Sure, that's a behavioural issue. It's not a technical issue so I can't give you a technical solution to that one. Wider roads will lead to more traffic over time. What people will need to realize is that if they're doing science, shooting jobs at the server and 'seeing what sticks' is not a great way to do it. Ideally they should put in place processes that require an experimental design–hypothesis, test criteria, acceptance/rejection level, etc.–to be able to run these kinds of jobs.
> if using the interpreted language saved even one minute of developer time, it was a net win for the carbon emissions of the program
I don't understand, what does a developer's time/carbon emission have to do with the runtime energy efficiency of a program? They are two different things.
Sure, but they don't, and perhaps that's a much bigger issue than interpreted vs. compiled languages - either for research workloads or for commercial workloads. People start startups all the time that end up failing, traveling to attract investors, flying people out to interview them, keeping the lights on all night, heading to an air-conditioned home and getting some sleep as the sun is rising, etc. instead of working quietly at a 40-hour-a-week job. What's the emissions cost of that?
> I don't understand, what does a developer's time/carbon emission have to do with the runtime energy efficiency of a program? They are two different things.
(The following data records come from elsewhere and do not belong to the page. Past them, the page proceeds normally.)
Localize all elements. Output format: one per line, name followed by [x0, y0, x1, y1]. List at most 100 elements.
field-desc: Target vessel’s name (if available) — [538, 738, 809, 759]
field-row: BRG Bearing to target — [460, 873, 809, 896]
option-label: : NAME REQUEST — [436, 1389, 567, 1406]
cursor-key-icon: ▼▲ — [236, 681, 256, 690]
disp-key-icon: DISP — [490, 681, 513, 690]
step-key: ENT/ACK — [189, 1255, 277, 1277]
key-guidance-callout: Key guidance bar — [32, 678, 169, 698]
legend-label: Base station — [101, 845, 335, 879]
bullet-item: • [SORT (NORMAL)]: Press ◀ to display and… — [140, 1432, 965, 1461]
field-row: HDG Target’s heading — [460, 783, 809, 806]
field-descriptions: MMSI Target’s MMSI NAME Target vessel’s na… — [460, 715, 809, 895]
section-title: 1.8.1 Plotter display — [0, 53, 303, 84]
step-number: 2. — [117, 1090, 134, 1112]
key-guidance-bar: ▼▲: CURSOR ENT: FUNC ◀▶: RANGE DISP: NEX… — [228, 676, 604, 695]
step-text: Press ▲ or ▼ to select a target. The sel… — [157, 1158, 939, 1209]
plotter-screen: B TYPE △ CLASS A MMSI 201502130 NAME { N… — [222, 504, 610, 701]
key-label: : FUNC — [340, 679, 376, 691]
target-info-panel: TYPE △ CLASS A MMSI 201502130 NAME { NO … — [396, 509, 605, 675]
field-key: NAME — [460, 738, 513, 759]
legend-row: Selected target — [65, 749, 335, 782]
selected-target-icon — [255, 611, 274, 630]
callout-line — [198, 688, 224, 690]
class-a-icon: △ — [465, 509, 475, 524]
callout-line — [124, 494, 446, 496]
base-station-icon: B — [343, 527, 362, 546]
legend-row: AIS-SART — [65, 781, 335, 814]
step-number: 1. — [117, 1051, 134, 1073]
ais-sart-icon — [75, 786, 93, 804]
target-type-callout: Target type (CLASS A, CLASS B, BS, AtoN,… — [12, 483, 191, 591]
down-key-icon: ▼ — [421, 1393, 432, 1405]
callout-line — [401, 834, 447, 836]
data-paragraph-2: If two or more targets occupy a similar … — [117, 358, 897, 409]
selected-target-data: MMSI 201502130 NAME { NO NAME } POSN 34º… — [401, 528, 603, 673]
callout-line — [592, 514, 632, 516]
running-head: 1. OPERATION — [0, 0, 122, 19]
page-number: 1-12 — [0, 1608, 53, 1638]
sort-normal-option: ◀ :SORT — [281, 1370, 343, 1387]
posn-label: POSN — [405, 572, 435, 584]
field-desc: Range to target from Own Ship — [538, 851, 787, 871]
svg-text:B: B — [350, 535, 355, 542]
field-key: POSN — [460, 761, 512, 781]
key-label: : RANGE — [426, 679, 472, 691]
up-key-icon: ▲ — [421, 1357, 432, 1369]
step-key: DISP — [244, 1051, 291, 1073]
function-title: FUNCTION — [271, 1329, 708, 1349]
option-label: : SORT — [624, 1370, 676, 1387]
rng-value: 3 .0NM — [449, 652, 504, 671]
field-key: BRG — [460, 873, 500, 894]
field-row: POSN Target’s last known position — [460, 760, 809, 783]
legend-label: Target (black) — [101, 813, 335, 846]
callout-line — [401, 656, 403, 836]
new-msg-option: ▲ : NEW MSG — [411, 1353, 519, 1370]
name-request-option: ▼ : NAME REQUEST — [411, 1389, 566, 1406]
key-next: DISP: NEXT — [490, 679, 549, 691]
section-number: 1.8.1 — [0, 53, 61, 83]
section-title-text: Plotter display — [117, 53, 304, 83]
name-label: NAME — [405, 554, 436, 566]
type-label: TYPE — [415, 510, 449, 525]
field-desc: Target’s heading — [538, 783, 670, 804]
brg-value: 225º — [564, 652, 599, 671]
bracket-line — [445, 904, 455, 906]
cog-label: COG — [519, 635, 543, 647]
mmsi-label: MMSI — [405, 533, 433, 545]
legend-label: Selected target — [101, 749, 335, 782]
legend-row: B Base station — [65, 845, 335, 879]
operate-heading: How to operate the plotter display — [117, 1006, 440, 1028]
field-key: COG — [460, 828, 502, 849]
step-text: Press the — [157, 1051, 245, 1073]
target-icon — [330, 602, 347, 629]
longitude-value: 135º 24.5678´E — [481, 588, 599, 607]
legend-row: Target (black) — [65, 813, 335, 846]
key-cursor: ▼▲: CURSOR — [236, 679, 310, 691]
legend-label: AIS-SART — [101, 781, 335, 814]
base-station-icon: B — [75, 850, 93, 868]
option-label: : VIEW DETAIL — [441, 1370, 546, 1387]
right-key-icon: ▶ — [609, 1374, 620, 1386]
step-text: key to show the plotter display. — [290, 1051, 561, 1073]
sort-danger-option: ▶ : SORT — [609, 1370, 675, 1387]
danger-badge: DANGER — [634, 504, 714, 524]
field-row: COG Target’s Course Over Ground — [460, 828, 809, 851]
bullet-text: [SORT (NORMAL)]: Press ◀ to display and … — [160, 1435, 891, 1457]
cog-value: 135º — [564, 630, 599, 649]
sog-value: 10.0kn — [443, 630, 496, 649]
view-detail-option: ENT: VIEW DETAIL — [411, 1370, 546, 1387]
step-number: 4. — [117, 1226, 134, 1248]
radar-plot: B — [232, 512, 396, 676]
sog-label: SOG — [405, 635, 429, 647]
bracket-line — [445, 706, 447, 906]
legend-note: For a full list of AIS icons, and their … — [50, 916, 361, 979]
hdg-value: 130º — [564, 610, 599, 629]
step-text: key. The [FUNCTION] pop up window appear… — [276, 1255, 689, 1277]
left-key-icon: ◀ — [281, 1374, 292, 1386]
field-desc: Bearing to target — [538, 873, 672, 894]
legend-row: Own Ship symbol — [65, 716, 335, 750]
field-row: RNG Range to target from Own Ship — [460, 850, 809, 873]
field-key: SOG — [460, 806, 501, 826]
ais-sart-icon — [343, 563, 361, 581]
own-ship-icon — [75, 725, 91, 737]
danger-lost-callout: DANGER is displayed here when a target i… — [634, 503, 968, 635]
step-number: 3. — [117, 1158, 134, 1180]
This matters most obviously for research workloads. If the goal of your project is "Figure out whether this protein works in this way" or "Find the correlation between these two stocks" or "See which demographic responded to our ads most often," then the cost of that project (in any sense - time, money, energy emissions) is both the cost of developing the program you're going to run and actually running it. This is probably most obvious with time: it is absolutely not worth switching from an O(n^2) algorithm to an O(n) one if that shaves two hours off the execution time and it takes you three hours to write the better algorithm (assuming the code doesn't get reused, of course, but in many real-world scenarios, the better algorithm takes days or weeks and it shaves seconds or minutes off the execution time). Development time and runtime are two different things - for instance, you can't measure development time in big-O notation in a sensible way - but they're definitely both time.
Developers continue breathing even when they aren't programming.
When talking about the footprint of a company or a project, then you need to restrict the calculations to the resources they actually use. So if a project uses tools to get a product out quicker that means they’ve spend less human-hours, which have a co2 cost associated with them. Then you can weigh the cost of that tool versus the Human Resources both in a financial sense but also with respect to emissions.